At the NATO Summit in Brussels in March 2022, NATO leaders released a statement where they expressed concern and alarm for instances of sexual violence and human trafficking against Ukrainian citizens. Human Rights Watch has confirmed that concern, reporting cases of “...unspeakable, deliberate cruelty and violence against Ukrainian civilians.” Leaders ardently condemned and assigned full blame to Russia in their press release. The international community needs to be aware that those concerns of sexual violence are a reality for Ukrainian citizens who were unable to flee the conflict.

The upcoming Madrid Summit will broach the next NATO Strategic Concept that the Alliance will implement and strive toward. In the aftermath of the Russian invasion of Ukraine, NATO’s priorities and ambitions need to include the protection and mitigation of individuals who are unwilling participants of a large-scale violent conflict. The current NATO 2030 Strategic Concept is dedicated toward creating a stronger and more cohesive Alliance that is able to confidently face future threats and challenges. This is the “spirit of solidarity” that needs to continue on into the next Strategic Concept, with an emphasis on how mass military and political violence affects communities of people on the individual level. While NATO is not a humanitarian organization, it would benefit from emphasizing the human aspect of the political and military policies that are implemented during times of crisis. While the military and political policies that are being endorsed by NATO and the international community are necessary on a macro-level to mitigate future threats, there needs to be diplomatic and humanitarian policies to address the millions of civilians who have been subjected to mass displacement, violence and life in a war-zone.

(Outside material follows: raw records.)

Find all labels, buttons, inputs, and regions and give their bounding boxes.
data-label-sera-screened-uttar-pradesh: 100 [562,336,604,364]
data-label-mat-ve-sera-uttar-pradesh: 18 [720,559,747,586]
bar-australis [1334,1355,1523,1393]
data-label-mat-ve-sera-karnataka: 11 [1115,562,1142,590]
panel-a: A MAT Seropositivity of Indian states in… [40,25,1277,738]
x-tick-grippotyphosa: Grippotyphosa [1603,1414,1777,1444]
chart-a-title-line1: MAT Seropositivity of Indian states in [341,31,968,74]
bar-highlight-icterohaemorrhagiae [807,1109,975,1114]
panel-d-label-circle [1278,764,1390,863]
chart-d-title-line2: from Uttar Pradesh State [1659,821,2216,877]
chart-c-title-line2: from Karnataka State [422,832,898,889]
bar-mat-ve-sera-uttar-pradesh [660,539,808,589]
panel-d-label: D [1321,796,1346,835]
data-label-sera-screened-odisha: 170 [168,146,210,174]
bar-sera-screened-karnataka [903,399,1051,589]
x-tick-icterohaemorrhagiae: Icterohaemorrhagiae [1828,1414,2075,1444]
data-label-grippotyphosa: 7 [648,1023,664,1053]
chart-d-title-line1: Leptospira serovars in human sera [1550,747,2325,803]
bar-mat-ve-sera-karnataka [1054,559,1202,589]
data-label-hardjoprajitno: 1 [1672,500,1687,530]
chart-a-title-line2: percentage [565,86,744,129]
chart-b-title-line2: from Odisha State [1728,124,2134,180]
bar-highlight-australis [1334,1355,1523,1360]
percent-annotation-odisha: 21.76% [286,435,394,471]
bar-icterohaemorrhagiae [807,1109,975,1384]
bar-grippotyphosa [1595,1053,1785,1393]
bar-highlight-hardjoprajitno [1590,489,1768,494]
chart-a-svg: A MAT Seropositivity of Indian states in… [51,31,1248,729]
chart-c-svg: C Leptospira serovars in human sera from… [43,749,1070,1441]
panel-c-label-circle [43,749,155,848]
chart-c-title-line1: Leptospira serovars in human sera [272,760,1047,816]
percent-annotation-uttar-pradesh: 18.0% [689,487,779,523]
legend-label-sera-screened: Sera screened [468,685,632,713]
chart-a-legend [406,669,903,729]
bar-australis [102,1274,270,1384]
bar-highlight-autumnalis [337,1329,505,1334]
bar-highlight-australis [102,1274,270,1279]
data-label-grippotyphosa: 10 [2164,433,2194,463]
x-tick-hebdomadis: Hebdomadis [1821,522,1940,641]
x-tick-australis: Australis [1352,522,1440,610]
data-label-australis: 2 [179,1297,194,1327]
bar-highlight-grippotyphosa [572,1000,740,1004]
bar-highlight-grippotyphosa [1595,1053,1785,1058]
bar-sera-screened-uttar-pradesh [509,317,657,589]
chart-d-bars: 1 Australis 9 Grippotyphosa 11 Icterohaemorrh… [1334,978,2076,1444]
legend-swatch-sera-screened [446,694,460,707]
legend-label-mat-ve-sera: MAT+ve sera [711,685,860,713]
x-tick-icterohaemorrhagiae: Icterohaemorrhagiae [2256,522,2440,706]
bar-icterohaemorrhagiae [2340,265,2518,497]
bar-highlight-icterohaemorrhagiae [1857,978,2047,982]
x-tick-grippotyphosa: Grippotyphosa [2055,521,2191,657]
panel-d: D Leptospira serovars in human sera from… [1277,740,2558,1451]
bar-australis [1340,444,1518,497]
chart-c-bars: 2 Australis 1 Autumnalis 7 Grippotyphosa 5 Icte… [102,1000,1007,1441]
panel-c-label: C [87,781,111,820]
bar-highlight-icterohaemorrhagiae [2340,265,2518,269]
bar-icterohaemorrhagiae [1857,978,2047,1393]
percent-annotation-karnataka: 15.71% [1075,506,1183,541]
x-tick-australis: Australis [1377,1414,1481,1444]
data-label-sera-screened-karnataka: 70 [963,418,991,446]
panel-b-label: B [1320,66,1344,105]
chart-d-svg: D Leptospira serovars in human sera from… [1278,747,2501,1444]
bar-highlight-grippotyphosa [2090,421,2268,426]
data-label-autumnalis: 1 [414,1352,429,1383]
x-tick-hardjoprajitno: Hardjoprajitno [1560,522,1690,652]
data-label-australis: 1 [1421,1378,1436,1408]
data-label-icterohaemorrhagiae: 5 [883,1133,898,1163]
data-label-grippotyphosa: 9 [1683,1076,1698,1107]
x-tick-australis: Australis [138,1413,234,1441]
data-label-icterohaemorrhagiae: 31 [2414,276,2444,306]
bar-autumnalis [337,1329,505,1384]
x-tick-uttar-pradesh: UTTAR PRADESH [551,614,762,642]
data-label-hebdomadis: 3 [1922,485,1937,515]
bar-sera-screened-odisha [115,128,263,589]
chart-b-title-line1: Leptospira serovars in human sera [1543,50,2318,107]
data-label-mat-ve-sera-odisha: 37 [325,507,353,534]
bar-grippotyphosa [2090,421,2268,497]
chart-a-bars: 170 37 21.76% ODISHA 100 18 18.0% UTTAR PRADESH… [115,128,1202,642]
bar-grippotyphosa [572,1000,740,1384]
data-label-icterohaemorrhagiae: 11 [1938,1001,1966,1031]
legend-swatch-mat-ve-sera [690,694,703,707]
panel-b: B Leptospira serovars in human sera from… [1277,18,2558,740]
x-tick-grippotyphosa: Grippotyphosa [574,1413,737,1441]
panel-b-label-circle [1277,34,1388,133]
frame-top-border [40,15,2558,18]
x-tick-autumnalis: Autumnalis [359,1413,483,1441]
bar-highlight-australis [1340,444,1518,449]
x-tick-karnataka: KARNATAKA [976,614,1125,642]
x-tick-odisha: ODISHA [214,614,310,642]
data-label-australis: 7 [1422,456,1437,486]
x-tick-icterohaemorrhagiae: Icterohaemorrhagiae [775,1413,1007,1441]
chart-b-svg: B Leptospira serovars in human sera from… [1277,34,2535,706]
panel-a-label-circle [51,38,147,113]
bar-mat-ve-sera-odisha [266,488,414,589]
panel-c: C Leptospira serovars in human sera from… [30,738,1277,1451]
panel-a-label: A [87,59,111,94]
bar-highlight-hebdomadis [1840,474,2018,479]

NATO involvement cannot be strictly on a military and political level, but needs to be on an individual human level. The military and financial aid previously mentioned is but one way in which NATO members and partners need to act collectively to help Ukraine rebuild in the wake of the devastation they have endured. NATO’s emphasis on human security is vital in mitigating further Ukrainian pain and suffering; a policy focusing on individuals and how to support them in times of conflict needs to be enacted. The Ukrainian crisis could be seen as beyond the scope of a traditional NATO understanding of human security, though these extreme circumstances warrant the same NATO involvement and attention dedicated to Ukrainian citizens. It is indicative by NATO’s solidarity with Ukraine that citizenship within a NATO nation is not a prerequisite for the international community to protect those affected by egregious violent conflict.